O certo é que DiCaprio e De Niro já tinham filmado uma vez sob a direcção de Scorsese: foi na curta-metragem The Audition (2015), aliás contracenando com o próprio Scorsese. Surgem os três nos seus próprios papéis; encontram-se em Manila, seguindo depois para Macau, para o Studio City (hotel e casino que financiou a produção), a fim de que o cineasta possa escolher um deles como actor principal do seu próximo filme. O tom é de deliciosa paródia, com DiCaprio e De Niro a tentarem conquistar as boas graças de Scorsese, ao mesmo tempo que se vão insultando de modo mais ou menos elegante... Até que Scorsese pensa que a melhor solução talvez seja Brad Pitt...
Isto sem esquecer que o primeiro papel importante de DiCaprio aconteceu em A Vida deste Rapaz (1993), contracenando, precisamente, com De Niro, sob a direcção de Michael Caton-Jones. Baseado nas memórias do escritor Tobias Wolff, o filme evoca a sua adolescência vivida com um padrasto particularmente agressivo. DiCaprio consegue aí uma composição fulgurante, em tudo e por tudo distante de qualquer visão maniqueísta da juventude.

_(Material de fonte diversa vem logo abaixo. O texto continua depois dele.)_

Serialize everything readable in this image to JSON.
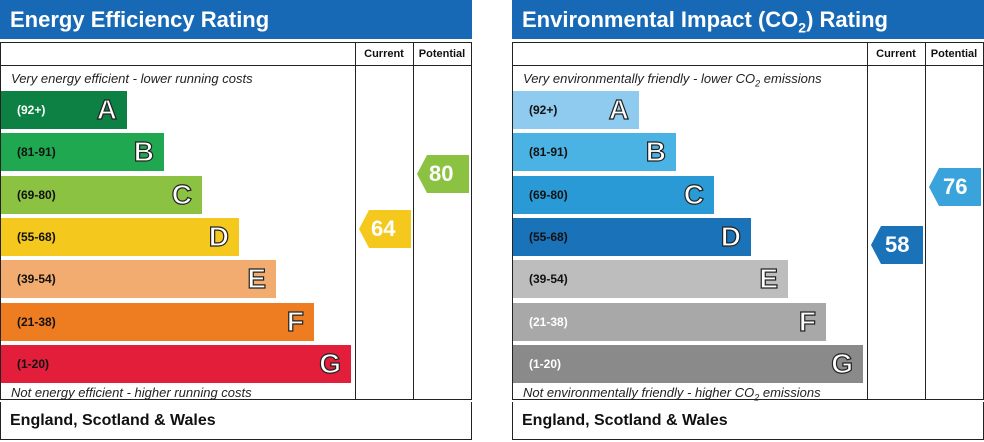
{
  "energy": {
    "title": "Energy Efficiency Rating",
    "col_current": "Current",
    "col_potential": "Potential",
    "top_text": "Very energy efficient - lower running costs",
    "bottom_text": "Not energy efficient - higher running costs",
    "footer": "England, Scotland & Wales",
    "current_value": "64",
    "potential_value": "80",
    "colors": {
      "title_bg": "#1769b5",
      "current": "#f4c81c",
      "potential": "#8cc242"
    },
    "bands": [
      {
        "range": "(92+)",
        "letter": "A",
        "color": "#0d8043",
        "range_color": "#ffffff"
      },
      {
        "range": "(81-91)",
        "letter": "B",
        "color": "#20a850",
        "range_color": "#111111"
      },
      {
        "range": "(69-80)",
        "letter": "C",
        "color": "#8cc242",
        "range_color": "#111111"
      },
      {
        "range": "(55-68)",
        "letter": "D",
        "color": "#f4c81c",
        "range_color": "#111111"
      },
      {
        "range": "(39-54)",
        "letter": "E",
        "color": "#f2ac6f",
        "range_color": "#111111"
      },
      {
        "range": "(21-38)",
        "letter": "F",
        "color": "#ee7d22",
        "range_color": "#111111"
      },
      {
        "range": "(1-20)",
        "letter": "G",
        "color": "#e21e3b",
        "range_color": "#111111"
      }
    ]
  },
  "environment": {
    "title_pre": "Environmental Impact (CO",
    "title_sub": "2",
    "title_post": ") Rating",
    "col_current": "Current",
    "col_potential": "Potential",
    "top_pre": "Very environmentally friendly - lower CO",
    "top_sub": "2",
    "top_post": " emissions",
    "bottom_pre": "Not environmentally friendly - higher CO",
    "bottom_sub": "2",
    "bottom_post": " emissions",
    "footer": "England, Scotland & Wales",
    "current_value": "58",
    "potential_value": "76",
    "colors": {
      "title_bg": "#1769b5",
      "current": "#1a72b9",
      "potential": "#3ba3db"
    },
    "bands": [
      {
        "range": "(92+)",
        "letter": "A",
        "color": "#8ecbee",
        "range_color": "#111111"
      },
      {
        "range": "(81-91)",
        "letter": "B",
        "color": "#4bb3e3",
        "range_color": "#111111"
      },
      {
        "range": "(69-80)",
        "letter": "C",
        "color": "#2a9ad6",
        "range_color": "#111111"
      },
      {
        "range": "(55-68)",
        "letter": "D",
        "color": "#1a72b9",
        "range_color": "#111111"
      },
      {
        "range": "(39-54)",
        "letter": "E",
        "color": "#bdbdbd",
        "range_color": "#111111"
      },
      {
        "range": "(21-38)",
        "letter": "F",
        "color": "#a8a8a8",
        "range_color": "#ffffff"
      },
      {
        "range": "(1-20)",
        "letter": "G",
        "color": "#8a8a8a",
        "range_color": "#ffffff"
      }
    ]
  },
  "chart_data": [
    {
      "type": "bar",
      "title": "Energy Efficiency Rating",
      "categories": [
        "A (92+)",
        "B (81-91)",
        "C (69-80)",
        "D (55-68)",
        "E (39-54)",
        "F (21-38)",
        "G (1-20)"
      ],
      "current": 64,
      "potential": 80
    },
    {
      "type": "bar",
      "title": "Environmental Impact (CO2) Rating",
      "categories": [
        "A (92+)",
        "B (81-91)",
        "C (69-80)",
        "D (55-68)",
        "E (39-54)",
        "F (21-38)",
        "G (1-20)"
      ],
      "current": 58,
      "potential": 76
    }
  ]
}
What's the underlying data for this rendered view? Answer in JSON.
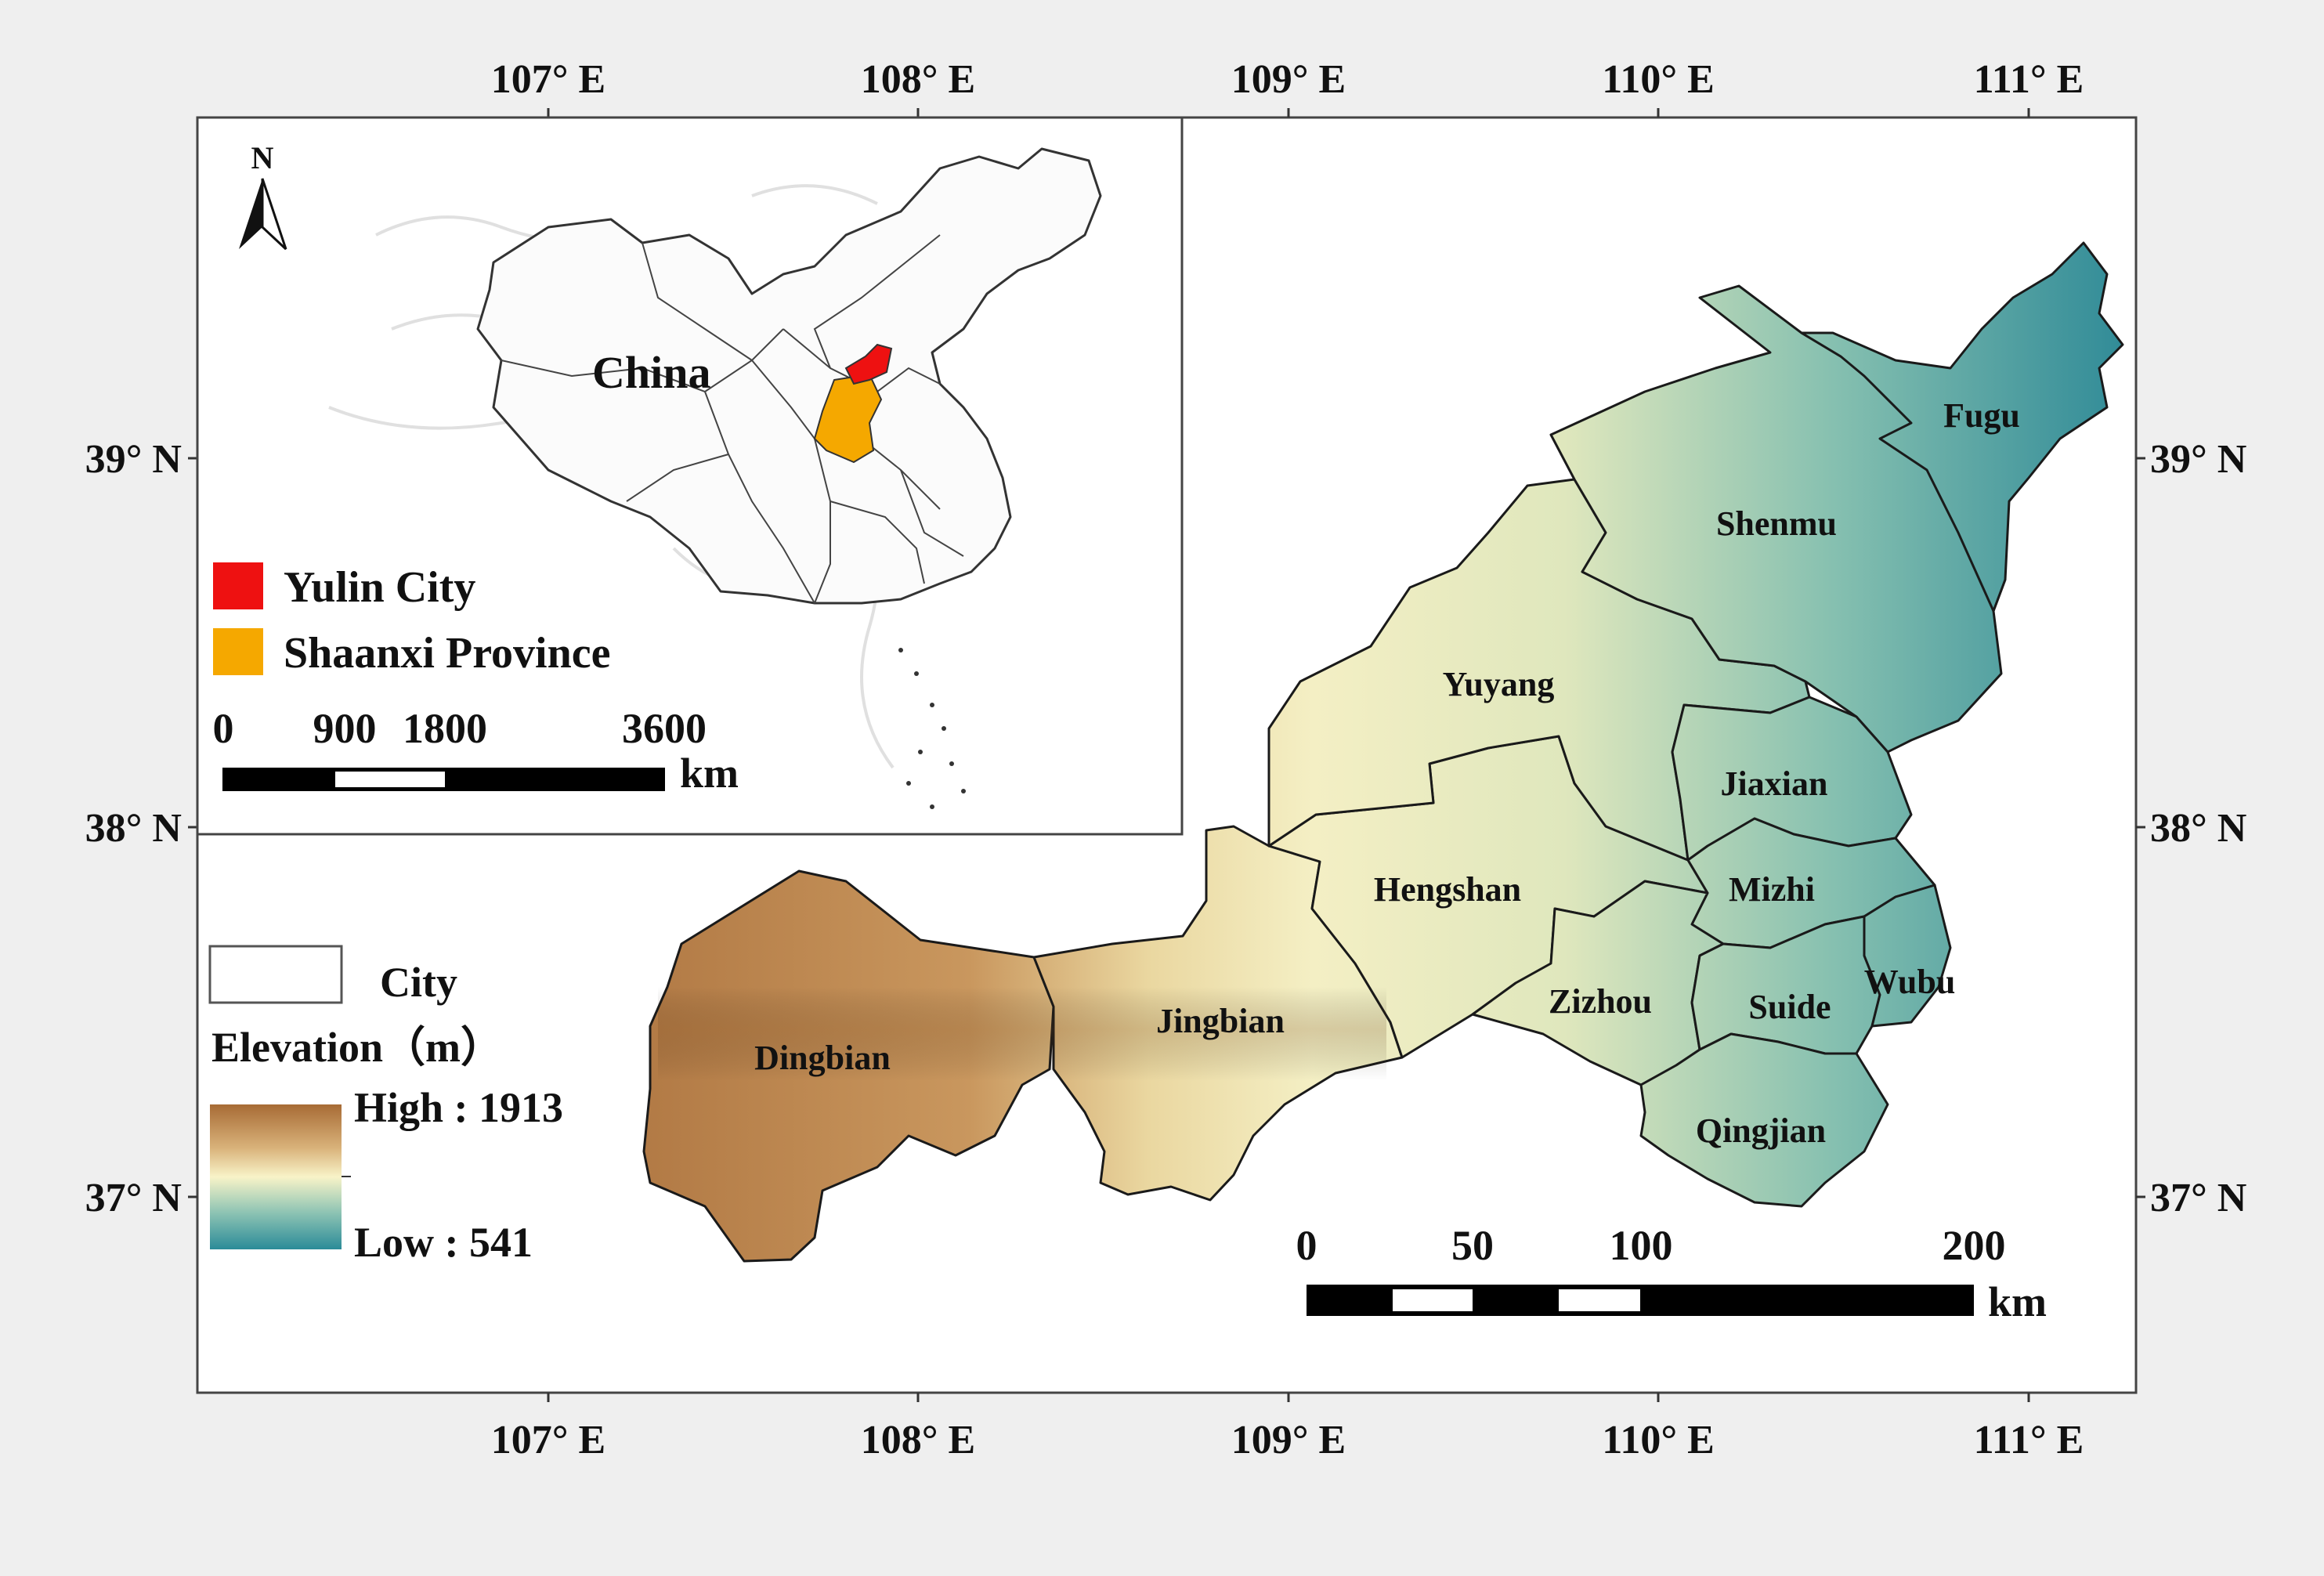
{
  "graticule": {
    "longitudes": [
      "107° E",
      "108° E",
      "109° E",
      "110° E",
      "111° E"
    ],
    "latitudes": [
      "39° N",
      "38° N",
      "37° N"
    ]
  },
  "north_arrow": {
    "label": "N",
    "icon": "north-arrow-icon"
  },
  "inset": {
    "country_label": "China",
    "legend": [
      {
        "label": "Yulin City",
        "color": "#ee1111"
      },
      {
        "label": "Shaanxi Province",
        "color": "#f5a800"
      }
    ],
    "scale": {
      "ticks": [
        "0",
        "900",
        "1800",
        "3600"
      ],
      "unit": "km"
    }
  },
  "legend": {
    "city_label": "City",
    "elevation_title": "Elevation（m）",
    "high_label": "High : 1913",
    "low_label": "Low : 541",
    "ramp_colors": [
      "#a76b35",
      "#d9b27a",
      "#f8f3c8",
      "#8cc3b3",
      "#2b8b98"
    ]
  },
  "scale_bar": {
    "ticks": [
      "0",
      "50",
      "100",
      "200"
    ],
    "unit": "km"
  },
  "counties": [
    {
      "name": "Fugu"
    },
    {
      "name": "Shenmu"
    },
    {
      "name": "Yuyang"
    },
    {
      "name": "Jiaxian"
    },
    {
      "name": "Hengshan"
    },
    {
      "name": "Mizhi"
    },
    {
      "name": "Dingbian"
    },
    {
      "name": "Jingbian"
    },
    {
      "name": "Wubu"
    },
    {
      "name": "Zizhou"
    },
    {
      "name": "Suide"
    },
    {
      "name": "Qingjian"
    }
  ]
}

É ele próprio que reconhece a dívida profissional e afectiva que tem em relação a Caton-Jones e De Niro, até porque começou por pensar que a sua audição para o papel (com apenas 15 anos) tinha sido desastrosa... Acontece que De Niro não ficou com a mesma opinião e disse a Caton-Jones: "Há qualquer coisa de interessante naquele miúdo... É melhor chamá-lo."